You are viewing a plain text version of this content. The canonical link for it is here.
Posted to common-user@hadoop.apache.org by Da Zheng <zh...@gmail.com> on 2011/01/02 21:01:18 UTC

Hadoop use direct I/O in Linux?

Hello,

direct IO can make huge performance difference, especially when Atom processors
are used. but as far as I know, hadoop doesn't enable direct IO of Linux. Does
anyone know any unofficial versions were developed to use direct IO?

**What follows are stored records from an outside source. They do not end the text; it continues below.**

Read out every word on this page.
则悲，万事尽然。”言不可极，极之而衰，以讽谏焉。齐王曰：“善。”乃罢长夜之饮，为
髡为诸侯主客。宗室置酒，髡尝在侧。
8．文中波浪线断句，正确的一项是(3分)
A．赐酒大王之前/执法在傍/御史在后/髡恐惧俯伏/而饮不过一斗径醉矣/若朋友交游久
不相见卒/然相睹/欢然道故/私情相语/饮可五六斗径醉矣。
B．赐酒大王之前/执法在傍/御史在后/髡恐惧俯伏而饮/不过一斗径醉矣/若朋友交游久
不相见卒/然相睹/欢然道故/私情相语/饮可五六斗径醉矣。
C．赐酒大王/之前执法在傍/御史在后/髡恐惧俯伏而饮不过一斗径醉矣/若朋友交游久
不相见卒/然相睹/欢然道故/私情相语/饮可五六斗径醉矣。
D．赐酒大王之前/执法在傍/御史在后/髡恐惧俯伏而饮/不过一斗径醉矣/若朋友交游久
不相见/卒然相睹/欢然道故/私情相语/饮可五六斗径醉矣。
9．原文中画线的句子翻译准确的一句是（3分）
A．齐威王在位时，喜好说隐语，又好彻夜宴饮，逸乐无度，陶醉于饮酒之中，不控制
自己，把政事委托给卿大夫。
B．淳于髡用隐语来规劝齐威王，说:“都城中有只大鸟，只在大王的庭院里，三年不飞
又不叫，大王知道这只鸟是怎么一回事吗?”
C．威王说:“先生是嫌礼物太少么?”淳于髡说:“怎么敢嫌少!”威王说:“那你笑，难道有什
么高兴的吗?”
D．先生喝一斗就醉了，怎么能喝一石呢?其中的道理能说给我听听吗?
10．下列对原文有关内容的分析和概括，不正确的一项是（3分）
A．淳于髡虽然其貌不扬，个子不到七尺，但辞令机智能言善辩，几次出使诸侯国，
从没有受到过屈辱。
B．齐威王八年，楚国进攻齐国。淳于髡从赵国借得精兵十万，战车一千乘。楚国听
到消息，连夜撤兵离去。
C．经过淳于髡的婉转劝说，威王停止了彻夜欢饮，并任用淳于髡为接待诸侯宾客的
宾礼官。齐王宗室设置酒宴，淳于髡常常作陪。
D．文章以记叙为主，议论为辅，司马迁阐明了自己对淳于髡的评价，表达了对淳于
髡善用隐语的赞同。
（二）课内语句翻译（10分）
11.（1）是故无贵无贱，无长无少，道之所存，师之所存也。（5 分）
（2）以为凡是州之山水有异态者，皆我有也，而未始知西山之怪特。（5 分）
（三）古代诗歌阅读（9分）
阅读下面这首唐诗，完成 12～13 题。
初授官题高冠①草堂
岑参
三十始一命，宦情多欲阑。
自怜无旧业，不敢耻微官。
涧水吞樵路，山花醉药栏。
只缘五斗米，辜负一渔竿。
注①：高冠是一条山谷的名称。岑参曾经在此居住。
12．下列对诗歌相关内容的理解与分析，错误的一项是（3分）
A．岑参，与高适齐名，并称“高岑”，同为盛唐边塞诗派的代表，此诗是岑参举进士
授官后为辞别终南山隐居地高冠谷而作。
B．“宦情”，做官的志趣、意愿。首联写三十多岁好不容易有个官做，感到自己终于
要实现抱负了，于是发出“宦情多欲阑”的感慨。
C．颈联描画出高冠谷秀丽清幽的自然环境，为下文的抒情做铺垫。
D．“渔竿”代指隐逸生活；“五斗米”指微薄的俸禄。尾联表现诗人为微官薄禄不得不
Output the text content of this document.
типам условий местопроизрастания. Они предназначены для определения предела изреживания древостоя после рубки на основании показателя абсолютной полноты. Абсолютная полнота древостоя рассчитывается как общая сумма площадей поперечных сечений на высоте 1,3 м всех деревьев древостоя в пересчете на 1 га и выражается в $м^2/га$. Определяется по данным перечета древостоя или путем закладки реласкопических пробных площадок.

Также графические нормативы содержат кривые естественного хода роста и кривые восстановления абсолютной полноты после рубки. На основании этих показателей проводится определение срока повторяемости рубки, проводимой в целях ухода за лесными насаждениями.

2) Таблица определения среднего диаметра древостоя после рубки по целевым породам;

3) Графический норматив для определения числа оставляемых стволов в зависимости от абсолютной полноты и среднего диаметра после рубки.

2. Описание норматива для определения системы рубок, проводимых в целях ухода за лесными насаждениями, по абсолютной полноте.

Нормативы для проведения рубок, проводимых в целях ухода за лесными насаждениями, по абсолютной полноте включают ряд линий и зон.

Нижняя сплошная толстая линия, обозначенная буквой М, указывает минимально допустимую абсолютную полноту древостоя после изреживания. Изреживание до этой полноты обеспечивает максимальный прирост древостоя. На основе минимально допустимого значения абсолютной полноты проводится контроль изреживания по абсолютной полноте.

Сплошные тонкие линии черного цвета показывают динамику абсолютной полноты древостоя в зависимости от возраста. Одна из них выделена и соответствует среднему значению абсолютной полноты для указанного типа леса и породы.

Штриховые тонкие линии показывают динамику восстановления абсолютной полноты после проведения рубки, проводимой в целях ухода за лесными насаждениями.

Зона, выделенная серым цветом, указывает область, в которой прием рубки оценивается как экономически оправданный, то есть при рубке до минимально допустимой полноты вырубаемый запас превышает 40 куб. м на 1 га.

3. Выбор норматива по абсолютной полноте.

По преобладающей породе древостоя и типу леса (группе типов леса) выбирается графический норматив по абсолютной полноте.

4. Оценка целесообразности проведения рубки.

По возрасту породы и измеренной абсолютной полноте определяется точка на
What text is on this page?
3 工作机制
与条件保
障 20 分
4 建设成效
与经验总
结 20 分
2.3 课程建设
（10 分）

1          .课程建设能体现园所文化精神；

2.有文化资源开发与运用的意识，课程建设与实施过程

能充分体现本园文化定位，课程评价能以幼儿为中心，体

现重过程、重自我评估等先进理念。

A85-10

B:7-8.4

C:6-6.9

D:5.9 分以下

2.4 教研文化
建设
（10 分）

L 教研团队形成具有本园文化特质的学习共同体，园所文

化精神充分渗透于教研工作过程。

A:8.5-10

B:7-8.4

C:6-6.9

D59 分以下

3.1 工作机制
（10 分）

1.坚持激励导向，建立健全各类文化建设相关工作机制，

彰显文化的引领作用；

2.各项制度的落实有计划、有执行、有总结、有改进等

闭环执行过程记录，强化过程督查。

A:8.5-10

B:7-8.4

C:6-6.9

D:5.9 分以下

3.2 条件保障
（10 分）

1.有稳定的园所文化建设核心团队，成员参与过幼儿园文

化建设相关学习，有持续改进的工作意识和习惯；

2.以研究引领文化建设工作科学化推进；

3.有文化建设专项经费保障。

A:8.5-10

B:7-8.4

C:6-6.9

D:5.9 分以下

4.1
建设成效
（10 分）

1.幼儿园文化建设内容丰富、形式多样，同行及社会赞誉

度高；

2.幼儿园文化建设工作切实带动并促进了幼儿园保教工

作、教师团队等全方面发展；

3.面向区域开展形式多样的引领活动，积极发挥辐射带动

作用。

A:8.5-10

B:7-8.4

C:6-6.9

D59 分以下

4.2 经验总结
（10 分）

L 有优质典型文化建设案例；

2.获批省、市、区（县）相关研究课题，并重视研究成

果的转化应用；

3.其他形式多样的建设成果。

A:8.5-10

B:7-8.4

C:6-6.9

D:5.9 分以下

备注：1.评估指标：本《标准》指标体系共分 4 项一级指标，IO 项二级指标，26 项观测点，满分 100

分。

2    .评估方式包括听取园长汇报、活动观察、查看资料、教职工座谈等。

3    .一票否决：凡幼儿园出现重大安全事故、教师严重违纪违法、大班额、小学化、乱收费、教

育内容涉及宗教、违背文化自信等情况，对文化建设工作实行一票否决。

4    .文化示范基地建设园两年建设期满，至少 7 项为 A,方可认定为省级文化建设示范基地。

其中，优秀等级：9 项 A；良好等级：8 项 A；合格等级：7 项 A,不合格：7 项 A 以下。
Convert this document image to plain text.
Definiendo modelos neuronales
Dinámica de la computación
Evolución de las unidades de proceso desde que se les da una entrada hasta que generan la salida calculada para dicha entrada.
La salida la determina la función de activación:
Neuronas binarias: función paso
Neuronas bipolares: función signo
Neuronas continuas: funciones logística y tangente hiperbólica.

I googled it, and found FUSE provides an option for direct IO. If I use FUSE DFS
and enable direct IO, will I get what I want? i.e., when I write data to HDFS,
the data is written to the disk directly (no caching by any file systems)? or
this direct IO option only allows me to bypass the caching in FUSE and the data
is still cached by the underlying FS?

Best,
Da

Re: Hadoop use direct I/O in Linux?

Posted by Greg Roelofs <ro...@yahoo-inc.com>.
Da Zheng wrote:

> I already did "ant compile-c++-libhdfs -Dlibhdfs=1", but it seems nothing is
> compiled as it prints the following:

> check-c++-libhdfs:

> check-c++-makefile-libhdfs:

> create-c++-libhdfs-makefile:

> compile-c++-libhdfs:

> BUILD SUCCESSFUL
> Total time: 2 seconds

You may need to add -Dcompile.native=true in there.

Switching lists.

Greg

Re: Hadoop use direct I/O in Linux?

Posted by Greg Roelofs <ro...@yahoo-inc.com>.
Da Zheng wrote:

> I already did "ant compile-c++-libhdfs -Dlibhdfs=1", but it seems nothing is
> compiled as it prints the following:

> check-c++-libhdfs:

> check-c++-makefile-libhdfs:

> create-c++-libhdfs-makefile:

> compile-c++-libhdfs:

> BUILD SUCCESSFUL
> Total time: 2 seconds

You may need to add -Dcompile.native=true in there.

Switching lists.

Greg

Re: Hadoop use direct I/O in Linux?

Posted by Da Zheng <zh...@gmail.com>.
I already did "ant compile-c++-libhdfs -Dlibhdfs=1", but it seems nothing is
compiled as it prints the following:

check-c++-libhdfs:

check-c++-makefile-libhdfs:

create-c++-libhdfs-makefile:

compile-c++-libhdfs:

BUILD SUCCESSFUL
Total time: 2 seconds

I still have the compilation error for ant compile-contrib -Dlibhdfs=1 -Dfusedfs=1

Da


On 1/2/11 3:36 PM, Harsh J wrote:
> Think it is a error in text, as the actual required target is
> "compile-c++-libhdfs" according to my copy.
> 
> Also, some of those required files may be found pre-compiled under the
> $HADOOP_HOME/c++/ folder.
> 
>> tried ant compile-libhdfs -Dlibhdfs=1
>> BUILD FAILED
>> Target "compile-libhdfs" does not exist in the project "Hadoop".
> 


Re: Hadoop use direct I/O in Linux?

Posted by Harsh J <qw...@gmail.com>.
Think it is a error in text, as the actual required target is
"compile-c++-libhdfs" according to my copy.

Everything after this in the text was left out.